Gold and silver prices declined sharply Thursday morning, as a surge in global oil prices and stalled U.S.-Iran negotiations redirected investor focus away from traditional safe-haven assets and toward energy markets, underscoring how geopolitical risk is being priced in across commodities.
Spot gold fell to approximately $4,707 per troy ounce, extending losses after briefly climbing above $4,750 a day earlier following President Donald Trump’s extension of the Iran ceasefire. The pullback reflects a combination of near-term headwinds, including a firmer U.S. dollar, rising oil prices, and uncertainty surrounding the Senate confirmation process for Federal Reserve Chair nominee Kevin Warsh, whose policy stance could reshape the interest rate outlook.
Silver experienced an even steeper decline. Spot silver dropped to around $76.97 per ounce, marking a roughly 2% fall over the past 24 hours. The metal is now down more than 15% since the onset of the U.S.-Iran conflict, reflecting a sharp reversal from its earlier rally as both safe-haven demand and expectations for near-term industrial growth weaken.

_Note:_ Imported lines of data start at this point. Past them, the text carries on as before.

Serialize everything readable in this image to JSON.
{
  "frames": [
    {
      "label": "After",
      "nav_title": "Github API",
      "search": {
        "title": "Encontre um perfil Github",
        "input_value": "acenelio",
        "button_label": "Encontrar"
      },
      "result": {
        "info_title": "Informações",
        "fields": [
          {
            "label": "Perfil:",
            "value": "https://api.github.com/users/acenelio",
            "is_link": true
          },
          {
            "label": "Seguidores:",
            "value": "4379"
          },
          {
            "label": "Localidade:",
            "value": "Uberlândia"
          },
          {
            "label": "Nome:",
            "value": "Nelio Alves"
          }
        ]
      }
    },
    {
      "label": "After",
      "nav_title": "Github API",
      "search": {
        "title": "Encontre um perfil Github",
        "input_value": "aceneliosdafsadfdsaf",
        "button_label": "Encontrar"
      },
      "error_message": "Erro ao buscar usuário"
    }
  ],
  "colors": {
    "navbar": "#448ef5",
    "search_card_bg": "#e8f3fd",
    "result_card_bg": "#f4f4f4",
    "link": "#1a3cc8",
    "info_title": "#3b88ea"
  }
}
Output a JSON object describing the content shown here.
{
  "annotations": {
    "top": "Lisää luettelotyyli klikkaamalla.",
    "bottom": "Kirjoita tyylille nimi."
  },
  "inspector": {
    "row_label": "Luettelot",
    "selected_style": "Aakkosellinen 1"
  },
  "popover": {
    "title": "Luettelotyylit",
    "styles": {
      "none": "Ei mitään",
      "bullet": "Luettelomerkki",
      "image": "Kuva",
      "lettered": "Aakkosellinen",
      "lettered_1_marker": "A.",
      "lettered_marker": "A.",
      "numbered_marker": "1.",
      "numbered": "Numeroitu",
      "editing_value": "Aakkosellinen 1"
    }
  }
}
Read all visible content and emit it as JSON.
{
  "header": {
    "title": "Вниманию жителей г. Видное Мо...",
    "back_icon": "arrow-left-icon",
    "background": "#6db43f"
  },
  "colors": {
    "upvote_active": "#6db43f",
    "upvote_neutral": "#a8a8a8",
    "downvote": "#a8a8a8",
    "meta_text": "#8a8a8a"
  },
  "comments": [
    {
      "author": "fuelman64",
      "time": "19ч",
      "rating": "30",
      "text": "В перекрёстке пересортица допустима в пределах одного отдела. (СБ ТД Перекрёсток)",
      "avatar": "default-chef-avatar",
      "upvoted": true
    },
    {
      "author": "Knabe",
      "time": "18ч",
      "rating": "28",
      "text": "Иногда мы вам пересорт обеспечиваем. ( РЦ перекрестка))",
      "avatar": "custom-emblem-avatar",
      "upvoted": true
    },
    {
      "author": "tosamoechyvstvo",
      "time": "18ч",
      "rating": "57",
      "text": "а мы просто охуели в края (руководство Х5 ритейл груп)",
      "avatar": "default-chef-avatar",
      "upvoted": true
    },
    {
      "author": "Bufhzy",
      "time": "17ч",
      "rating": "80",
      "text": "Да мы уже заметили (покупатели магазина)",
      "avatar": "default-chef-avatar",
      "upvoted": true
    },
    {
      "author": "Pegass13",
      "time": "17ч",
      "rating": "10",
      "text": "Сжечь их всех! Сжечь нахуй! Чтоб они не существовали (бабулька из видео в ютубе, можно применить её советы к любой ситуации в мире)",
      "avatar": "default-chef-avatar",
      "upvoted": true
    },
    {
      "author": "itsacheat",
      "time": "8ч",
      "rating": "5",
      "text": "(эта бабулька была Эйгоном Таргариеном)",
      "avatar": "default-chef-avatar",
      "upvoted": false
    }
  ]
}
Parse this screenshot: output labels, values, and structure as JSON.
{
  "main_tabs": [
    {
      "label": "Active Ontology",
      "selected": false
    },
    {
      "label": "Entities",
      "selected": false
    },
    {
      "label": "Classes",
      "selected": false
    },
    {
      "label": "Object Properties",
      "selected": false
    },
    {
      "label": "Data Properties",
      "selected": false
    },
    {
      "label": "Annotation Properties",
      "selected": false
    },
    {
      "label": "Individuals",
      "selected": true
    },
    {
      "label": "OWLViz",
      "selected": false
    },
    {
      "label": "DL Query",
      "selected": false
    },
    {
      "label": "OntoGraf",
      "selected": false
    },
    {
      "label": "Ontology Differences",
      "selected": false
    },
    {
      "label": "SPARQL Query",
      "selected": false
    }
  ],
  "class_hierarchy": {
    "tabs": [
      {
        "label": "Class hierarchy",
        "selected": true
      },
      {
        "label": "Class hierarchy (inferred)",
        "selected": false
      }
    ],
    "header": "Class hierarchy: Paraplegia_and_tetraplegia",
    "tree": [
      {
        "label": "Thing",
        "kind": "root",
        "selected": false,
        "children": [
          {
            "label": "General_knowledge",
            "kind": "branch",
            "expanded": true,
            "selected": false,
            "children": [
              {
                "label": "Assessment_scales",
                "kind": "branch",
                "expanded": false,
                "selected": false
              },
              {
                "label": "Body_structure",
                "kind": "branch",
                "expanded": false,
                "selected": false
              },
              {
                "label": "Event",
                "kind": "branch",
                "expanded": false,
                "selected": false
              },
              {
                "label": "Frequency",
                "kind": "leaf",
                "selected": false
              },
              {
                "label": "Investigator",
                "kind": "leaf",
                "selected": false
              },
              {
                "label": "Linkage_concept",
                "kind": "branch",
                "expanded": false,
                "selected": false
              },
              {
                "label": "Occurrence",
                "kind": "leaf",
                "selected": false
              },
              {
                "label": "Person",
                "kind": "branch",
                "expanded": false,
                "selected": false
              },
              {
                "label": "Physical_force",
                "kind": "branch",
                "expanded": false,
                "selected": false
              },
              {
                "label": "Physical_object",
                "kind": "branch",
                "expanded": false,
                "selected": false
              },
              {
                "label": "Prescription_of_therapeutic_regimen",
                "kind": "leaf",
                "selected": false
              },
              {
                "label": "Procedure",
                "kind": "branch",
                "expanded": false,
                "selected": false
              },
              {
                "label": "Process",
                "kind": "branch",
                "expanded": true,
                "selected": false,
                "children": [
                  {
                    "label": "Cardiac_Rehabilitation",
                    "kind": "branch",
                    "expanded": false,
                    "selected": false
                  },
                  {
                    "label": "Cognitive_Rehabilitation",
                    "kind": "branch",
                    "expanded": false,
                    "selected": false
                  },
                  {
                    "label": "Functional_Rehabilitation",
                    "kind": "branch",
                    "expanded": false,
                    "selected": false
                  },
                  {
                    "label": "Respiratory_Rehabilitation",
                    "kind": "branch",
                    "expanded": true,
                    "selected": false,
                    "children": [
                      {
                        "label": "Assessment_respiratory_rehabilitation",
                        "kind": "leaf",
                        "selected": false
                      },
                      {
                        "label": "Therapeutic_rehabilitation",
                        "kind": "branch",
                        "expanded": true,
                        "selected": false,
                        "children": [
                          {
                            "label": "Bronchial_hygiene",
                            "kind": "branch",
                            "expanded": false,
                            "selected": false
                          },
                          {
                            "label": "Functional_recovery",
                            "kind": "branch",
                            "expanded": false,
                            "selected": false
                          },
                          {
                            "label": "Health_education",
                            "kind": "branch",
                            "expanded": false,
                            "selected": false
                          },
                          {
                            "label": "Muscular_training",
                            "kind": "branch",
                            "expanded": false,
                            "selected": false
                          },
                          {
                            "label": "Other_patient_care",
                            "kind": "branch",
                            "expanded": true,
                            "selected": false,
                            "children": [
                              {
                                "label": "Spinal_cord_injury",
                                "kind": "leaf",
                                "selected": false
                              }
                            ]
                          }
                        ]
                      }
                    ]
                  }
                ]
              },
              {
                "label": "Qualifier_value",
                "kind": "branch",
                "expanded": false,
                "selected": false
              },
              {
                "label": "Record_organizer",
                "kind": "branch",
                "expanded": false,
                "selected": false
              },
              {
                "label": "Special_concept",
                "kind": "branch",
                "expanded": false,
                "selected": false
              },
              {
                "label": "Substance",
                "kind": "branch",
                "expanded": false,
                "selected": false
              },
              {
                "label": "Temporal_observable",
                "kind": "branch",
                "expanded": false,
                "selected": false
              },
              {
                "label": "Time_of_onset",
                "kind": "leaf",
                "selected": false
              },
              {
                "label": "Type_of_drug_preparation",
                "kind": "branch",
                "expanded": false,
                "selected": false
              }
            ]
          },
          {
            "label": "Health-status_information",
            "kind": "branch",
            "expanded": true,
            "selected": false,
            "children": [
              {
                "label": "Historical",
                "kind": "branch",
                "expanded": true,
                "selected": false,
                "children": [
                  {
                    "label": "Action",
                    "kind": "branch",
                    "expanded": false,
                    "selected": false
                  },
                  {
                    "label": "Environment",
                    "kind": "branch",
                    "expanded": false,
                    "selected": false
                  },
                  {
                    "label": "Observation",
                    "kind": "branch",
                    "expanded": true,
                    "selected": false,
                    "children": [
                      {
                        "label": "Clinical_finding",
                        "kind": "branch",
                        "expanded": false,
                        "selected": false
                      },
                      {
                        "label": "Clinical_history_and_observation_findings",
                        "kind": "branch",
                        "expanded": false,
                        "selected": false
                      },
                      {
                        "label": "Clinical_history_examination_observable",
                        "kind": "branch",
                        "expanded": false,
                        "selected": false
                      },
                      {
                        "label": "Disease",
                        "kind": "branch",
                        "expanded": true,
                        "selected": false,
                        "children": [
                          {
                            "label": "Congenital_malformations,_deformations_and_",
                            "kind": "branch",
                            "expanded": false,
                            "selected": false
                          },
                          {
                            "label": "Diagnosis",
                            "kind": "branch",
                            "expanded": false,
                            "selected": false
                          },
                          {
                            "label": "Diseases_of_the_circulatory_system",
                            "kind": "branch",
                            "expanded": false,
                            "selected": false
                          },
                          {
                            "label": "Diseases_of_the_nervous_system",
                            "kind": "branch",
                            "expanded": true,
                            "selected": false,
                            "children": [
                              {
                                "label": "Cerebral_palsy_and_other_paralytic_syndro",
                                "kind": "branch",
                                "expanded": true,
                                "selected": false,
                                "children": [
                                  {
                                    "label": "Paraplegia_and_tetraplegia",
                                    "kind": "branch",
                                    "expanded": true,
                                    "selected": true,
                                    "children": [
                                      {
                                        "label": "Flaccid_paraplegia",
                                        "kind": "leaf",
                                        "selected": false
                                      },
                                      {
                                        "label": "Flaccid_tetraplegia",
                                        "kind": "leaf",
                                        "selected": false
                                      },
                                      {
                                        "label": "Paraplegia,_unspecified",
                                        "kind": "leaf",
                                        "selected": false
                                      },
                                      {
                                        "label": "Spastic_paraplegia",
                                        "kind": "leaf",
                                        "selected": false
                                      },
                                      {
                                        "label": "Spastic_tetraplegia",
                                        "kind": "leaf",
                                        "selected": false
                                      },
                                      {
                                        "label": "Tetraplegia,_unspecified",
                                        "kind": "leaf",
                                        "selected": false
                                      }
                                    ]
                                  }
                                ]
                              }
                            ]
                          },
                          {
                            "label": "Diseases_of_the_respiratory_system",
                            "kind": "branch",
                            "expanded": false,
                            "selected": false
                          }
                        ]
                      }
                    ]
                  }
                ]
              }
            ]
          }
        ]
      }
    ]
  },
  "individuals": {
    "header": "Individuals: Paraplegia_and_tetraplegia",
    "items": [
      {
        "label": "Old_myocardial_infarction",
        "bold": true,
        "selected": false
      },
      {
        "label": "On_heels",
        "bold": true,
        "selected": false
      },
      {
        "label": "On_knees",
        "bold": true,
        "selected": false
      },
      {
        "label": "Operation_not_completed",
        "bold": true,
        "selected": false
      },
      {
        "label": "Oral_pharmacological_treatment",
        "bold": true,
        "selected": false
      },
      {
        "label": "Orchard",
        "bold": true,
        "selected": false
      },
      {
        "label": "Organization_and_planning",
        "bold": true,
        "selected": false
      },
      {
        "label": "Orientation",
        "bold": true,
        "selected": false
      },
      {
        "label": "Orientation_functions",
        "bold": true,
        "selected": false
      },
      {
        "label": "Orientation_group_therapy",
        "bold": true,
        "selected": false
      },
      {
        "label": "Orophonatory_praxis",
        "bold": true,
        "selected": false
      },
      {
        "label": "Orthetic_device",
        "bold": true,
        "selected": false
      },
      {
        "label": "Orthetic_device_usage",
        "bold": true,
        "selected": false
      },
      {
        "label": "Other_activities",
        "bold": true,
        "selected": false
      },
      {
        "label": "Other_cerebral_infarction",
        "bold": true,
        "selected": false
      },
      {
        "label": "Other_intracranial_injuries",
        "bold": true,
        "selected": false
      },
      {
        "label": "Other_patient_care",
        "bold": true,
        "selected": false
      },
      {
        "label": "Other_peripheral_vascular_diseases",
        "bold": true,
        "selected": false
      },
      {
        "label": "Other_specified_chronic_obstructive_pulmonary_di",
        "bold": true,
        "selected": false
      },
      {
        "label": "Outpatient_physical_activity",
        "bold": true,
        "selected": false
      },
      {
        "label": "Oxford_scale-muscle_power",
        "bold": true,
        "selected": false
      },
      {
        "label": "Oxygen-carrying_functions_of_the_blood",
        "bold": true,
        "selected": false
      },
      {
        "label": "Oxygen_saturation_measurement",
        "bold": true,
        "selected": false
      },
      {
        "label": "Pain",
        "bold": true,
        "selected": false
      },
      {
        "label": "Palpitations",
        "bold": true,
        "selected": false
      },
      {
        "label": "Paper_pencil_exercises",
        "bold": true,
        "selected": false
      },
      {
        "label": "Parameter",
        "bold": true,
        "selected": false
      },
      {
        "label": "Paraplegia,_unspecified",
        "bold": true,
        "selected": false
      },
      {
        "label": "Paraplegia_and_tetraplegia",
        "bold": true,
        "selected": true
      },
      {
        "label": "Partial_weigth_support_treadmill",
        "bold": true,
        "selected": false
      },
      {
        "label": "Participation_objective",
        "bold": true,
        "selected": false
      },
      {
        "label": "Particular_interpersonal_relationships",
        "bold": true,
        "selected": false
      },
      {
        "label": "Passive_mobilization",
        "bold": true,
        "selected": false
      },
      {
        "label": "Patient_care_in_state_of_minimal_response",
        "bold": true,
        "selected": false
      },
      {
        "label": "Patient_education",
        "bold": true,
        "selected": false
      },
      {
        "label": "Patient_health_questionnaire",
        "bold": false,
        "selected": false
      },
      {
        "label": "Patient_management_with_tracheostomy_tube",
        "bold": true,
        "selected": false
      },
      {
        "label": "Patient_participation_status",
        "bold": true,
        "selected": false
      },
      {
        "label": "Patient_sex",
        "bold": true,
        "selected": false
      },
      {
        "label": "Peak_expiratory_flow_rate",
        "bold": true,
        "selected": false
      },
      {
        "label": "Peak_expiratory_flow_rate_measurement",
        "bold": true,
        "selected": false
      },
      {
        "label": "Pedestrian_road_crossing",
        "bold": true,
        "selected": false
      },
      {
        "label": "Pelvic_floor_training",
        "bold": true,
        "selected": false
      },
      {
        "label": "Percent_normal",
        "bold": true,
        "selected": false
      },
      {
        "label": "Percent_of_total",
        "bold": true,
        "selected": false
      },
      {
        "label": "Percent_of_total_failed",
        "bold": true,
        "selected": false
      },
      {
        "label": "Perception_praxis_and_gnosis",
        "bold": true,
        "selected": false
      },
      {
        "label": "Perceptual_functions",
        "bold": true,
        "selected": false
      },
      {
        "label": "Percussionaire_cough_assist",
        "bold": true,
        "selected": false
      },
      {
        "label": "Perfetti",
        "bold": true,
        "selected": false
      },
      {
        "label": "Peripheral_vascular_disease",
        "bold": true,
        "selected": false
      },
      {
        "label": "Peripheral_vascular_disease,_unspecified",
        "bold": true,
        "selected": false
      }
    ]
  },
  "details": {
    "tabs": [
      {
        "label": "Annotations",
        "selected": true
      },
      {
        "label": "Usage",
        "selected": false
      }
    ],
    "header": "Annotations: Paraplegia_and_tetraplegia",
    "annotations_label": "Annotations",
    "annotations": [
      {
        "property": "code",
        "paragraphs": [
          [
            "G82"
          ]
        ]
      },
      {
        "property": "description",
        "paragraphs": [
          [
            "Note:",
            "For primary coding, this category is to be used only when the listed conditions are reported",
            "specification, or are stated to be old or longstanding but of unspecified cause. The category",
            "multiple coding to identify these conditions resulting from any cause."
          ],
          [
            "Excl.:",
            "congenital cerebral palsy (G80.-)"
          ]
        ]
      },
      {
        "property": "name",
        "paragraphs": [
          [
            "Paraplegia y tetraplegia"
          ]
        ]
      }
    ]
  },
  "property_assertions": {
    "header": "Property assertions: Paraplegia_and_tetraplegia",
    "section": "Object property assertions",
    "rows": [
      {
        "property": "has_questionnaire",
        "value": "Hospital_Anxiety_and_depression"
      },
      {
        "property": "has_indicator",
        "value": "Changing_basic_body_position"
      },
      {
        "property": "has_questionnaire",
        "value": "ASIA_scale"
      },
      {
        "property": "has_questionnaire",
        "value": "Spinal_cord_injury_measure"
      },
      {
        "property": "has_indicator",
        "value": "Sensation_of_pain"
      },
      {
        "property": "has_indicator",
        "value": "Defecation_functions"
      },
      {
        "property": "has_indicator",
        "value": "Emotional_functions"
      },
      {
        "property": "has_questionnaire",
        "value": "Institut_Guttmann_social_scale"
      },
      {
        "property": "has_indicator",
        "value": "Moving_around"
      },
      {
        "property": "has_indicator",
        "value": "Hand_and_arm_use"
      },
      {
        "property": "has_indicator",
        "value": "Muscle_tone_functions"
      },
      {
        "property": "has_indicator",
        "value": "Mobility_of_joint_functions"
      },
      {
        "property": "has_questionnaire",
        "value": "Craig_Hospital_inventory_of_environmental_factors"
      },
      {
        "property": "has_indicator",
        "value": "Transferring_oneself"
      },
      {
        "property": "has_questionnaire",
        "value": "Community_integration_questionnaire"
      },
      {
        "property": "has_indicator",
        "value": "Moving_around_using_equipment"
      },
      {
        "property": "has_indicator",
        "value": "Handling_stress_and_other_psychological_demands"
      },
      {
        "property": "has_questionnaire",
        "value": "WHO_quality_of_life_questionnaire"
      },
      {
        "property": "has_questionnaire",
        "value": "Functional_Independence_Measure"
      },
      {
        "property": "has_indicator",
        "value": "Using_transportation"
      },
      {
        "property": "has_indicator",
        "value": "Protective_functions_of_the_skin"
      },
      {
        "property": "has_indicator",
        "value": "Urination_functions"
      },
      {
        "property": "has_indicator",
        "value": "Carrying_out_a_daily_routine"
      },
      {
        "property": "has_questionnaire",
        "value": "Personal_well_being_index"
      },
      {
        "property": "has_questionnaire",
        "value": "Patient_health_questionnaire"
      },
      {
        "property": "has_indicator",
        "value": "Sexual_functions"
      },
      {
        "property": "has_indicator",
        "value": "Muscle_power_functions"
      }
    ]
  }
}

The selloff comes despite what would typically be a supportive macro backdrop for precious metals. Over the past year, gold has surged more than 41%, reaching a record high of $5,602.22 per ounce on January 28, 2026. Silver similarly hit an all-time high of $121.67 one day later before geopolitical developments began to alter market dynamics. The divergence highlights how rapidly capital flows can shift when competing macro forces intensify.
At the center of the current market rotation is inflation — and more specifically, energy-driven inflation. Brent crude rose to $102.83 per barrel, while West Texas Intermediate climbed to $93.80, as Iran maintained control over the Strait of Hormuz and continued restricting maritime traffic. Reports of Iranian forces firing on commercial vessels this week, combined with ongoing U.S. enforcement actions in the region, have reinforced concerns about supply disruptions in one of the world’s most critical energy corridors.
Gaurav Garg, a research analyst at Lemonn Markets, said the move reflects a broader repositioning across asset classes. Traders, he noted, are recalibrating portfolios as oil prices climb and the ceasefire remains uncertain, creating a volatile mix of currency movements and commodity shifts that have weighed on gold and silver despite elevated geopolitical risk.
The key variable, however, remains the Federal Reserve. Elevated energy prices risk keeping inflation higher for longer, potentially forcing policymakers into a more restrictive stance. Higher interest rates typically reduce the appeal of non-yielding assets such as gold and silver, amplifying downside pressure even in periods of uncertainty.
Silver has also been particularly sensitive to developments in Washington. During his Senate confirmation hearing, Kevin Warsh emphasized the need for an independent and disciplined monetary policy framework to address persistent inflation, comments that markets interpreted as potentially hawkish. The prospect of tighter financial conditions added to selling pressure across precious metals.
Even with the latest declines, long-term performance remains striking. Gold is still up more than 41% year-over-year and nearly 6% over the past month, while silver has surged approximately 131% over the same annual period. The gold-to-silver ratio widened to 61.1, reflecting silver’s sharper pullback and its dual exposure to both industrial demand and monetary policy expectations — a pattern analysts say is common during periods when energy shocks dominate market sentiment.
Market participants increasingly view the current environment as a competition between fear trades. While gold has traditionally served as the primary hedge against instability, oil has taken center stage as the more immediate risk signal, driven by tangible supply constraints and real-time geopolitical escalation.
The path forward for precious metals will likely hinge on developments in the Middle East. Any credible progress toward reopening the Strait of Hormuz or easing tensions could quickly redirect capital flows back into gold and silver. Conversely, sustained disruption in energy markets may continue to suppress metals in favor of oil-linked assets.
For now, markets are making a clear statement: in the hierarchy of global risk, energy security is taking precedence over monetary hedging. At $102 per barrel, the pressure point is not in the gold vault — it is in the oil supply chain.